Oleh karena itu, boleh dibilang konsensus minimal pajak 15 persen untuk perusahaan global itu adalah pakta ekonomi internasional paling penting abad ke-21 karena bisa mendorong perekonomian menjadi lebih berorientasi pekerja, selain mendistribusikan kembali secara adil pendapatan swasta ke wilayah di mana mereka mencetak laba, bukan lagi melulu ke wilayah atau sistem pajak lain di mana perusahaan yang mencetak laba itu berkantor pusat.

Yang lebih menggugah dari prakarsa itu adalah semangat kolektif dunia dalam menerapkan sistem pajak yang adil, bukan lagi mendorong terciptanya sebuah sistem ultra-nasionalistis di mana negara-negara berlomba menurunkan tarif pajak hanya demi capital inflow yang membuat satu negara beruntung di atas kerugian dan penderitaan negara lain.

Ketimpangan pajak global Rp3.511 triliun per tahun

Ketimpangan pajak global sudah bertahun-tahun menggerogoti kemampuan negara dalam menarik pajak kepada individu atau korporasi yang mencari laba di negerinya tapi membayar pajak di negara lain.

Menurut Tax Justice Network, praktik seperti itu membuat banyak pemerintah di seluruh dunia kehilangan pemasukan pajak sebesar 245 miliar dolar AS (Rp3.511 triliun) per tahun.

Perumpamaan dari praktik ini bisa digambarkan dalam contoh ketika korporasi A beroperasi dan mencari keuntungan di Indonesia, tapi perusahaan ini justru berkantor pusat di Singapura.
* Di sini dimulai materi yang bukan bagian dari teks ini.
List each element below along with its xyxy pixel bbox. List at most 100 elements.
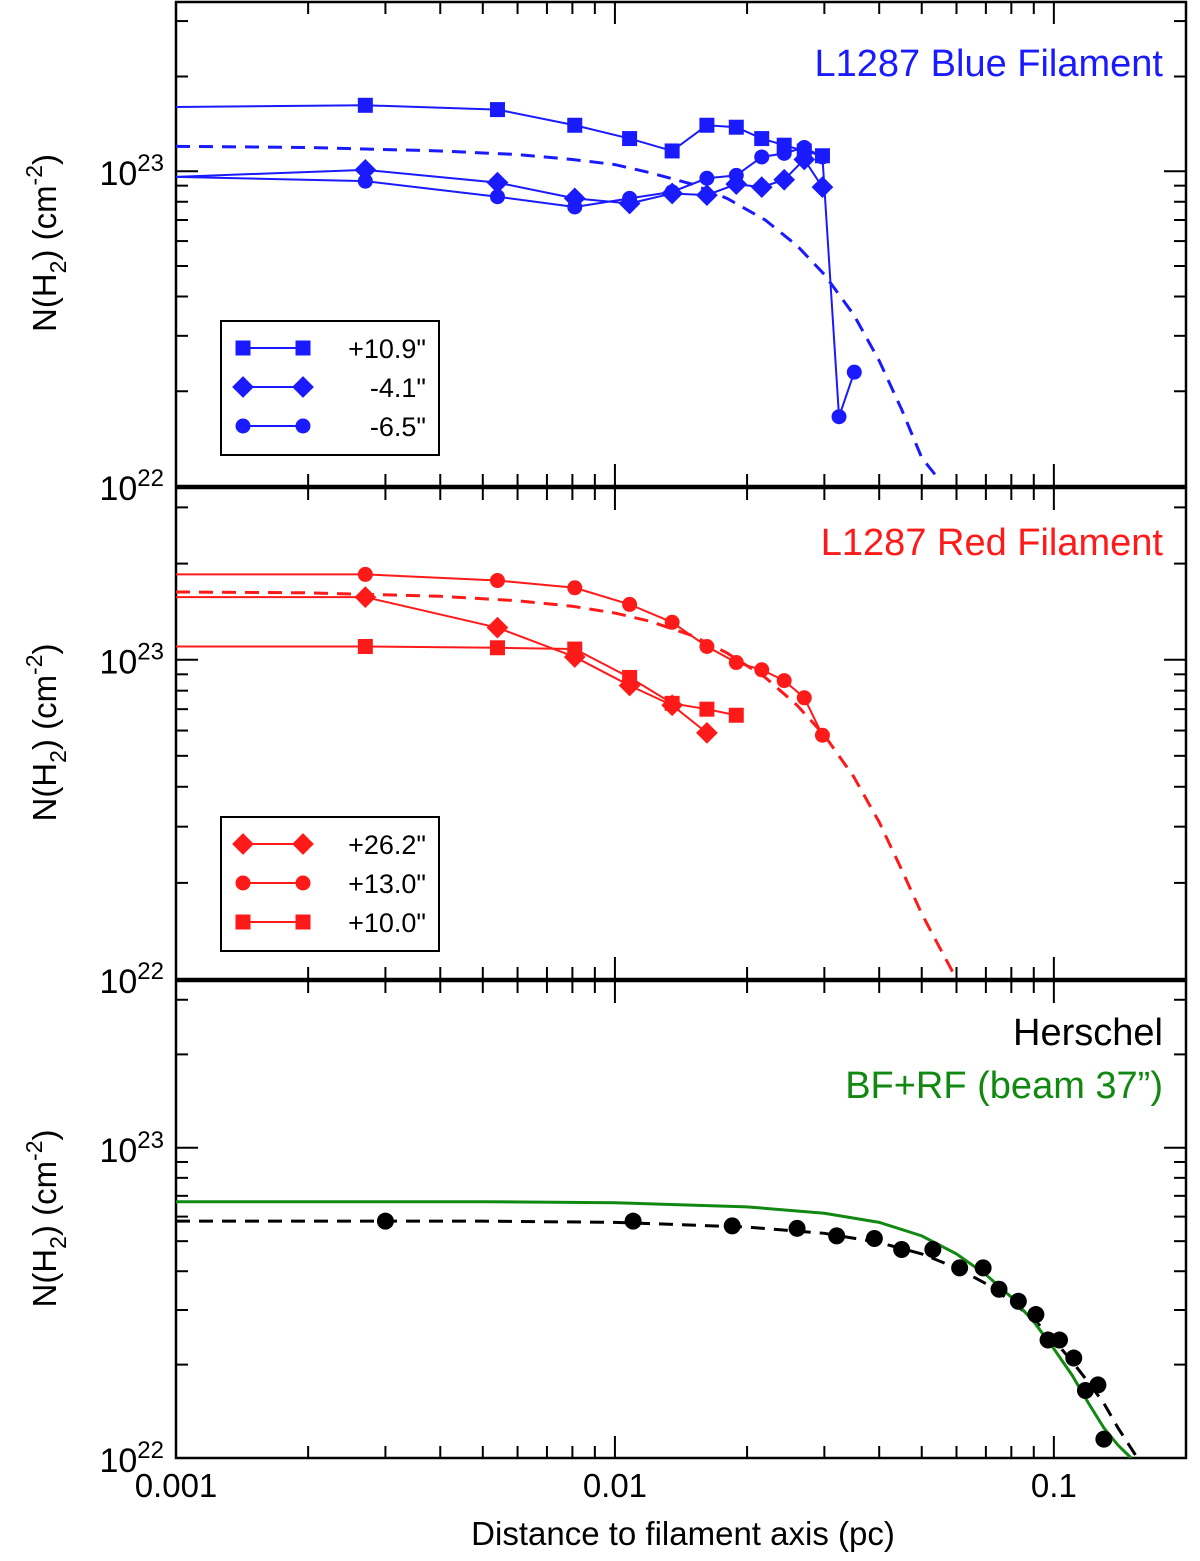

Singapura dan sekitar 35 negara di dunia adalah negara-negara yang mengenakan tarif pajak rendah atau dalam kata lain menjadi surga pajak.

Negara kota ini adalah satu dari sepuluh negara atau wilayah yang paling diuntungkan oleh praktik penghindaran pajak korporasi di seluruh dunia. Sembilan lainnya adalah Kepulauan British Virgin, Kepulauan Cayman, Bermuda, Belanda, Swiss, Luksemburg, Hong Kong, Jersey dan Uni Emirat Arab.

Indonesia tak bisa memungut pajak dari perusahaan A karena perusahaan ini tidak masuk yurisdiksi pajaknya sekalipun menjual jasa dan produk di Indonesia yang dengan demikian mencetak laba di Indonesia.

Indonesia, dan negara-negara serupa dalam skenario ini, terpaksa gigit jari karena tak bisa memajak perusahaan global semacam itu padahal mereka mencetak pendapatan besar dari konsumen Indonesia yang memakai jasa atau produknya.

Oleh karena itu, sekalipun dipandang skeptis oleh sejumlah kalangan seperti organisasi nirlaba Oxfam International, konsensus global tarif pajak minimal 15 persen dianggap bisa menghentikan adu tarif pajak di antara negara-negara dan memaksa korporasi global merealokasikan keuntungan kepada negara di mana mereka mencetak pendapatan dan laba.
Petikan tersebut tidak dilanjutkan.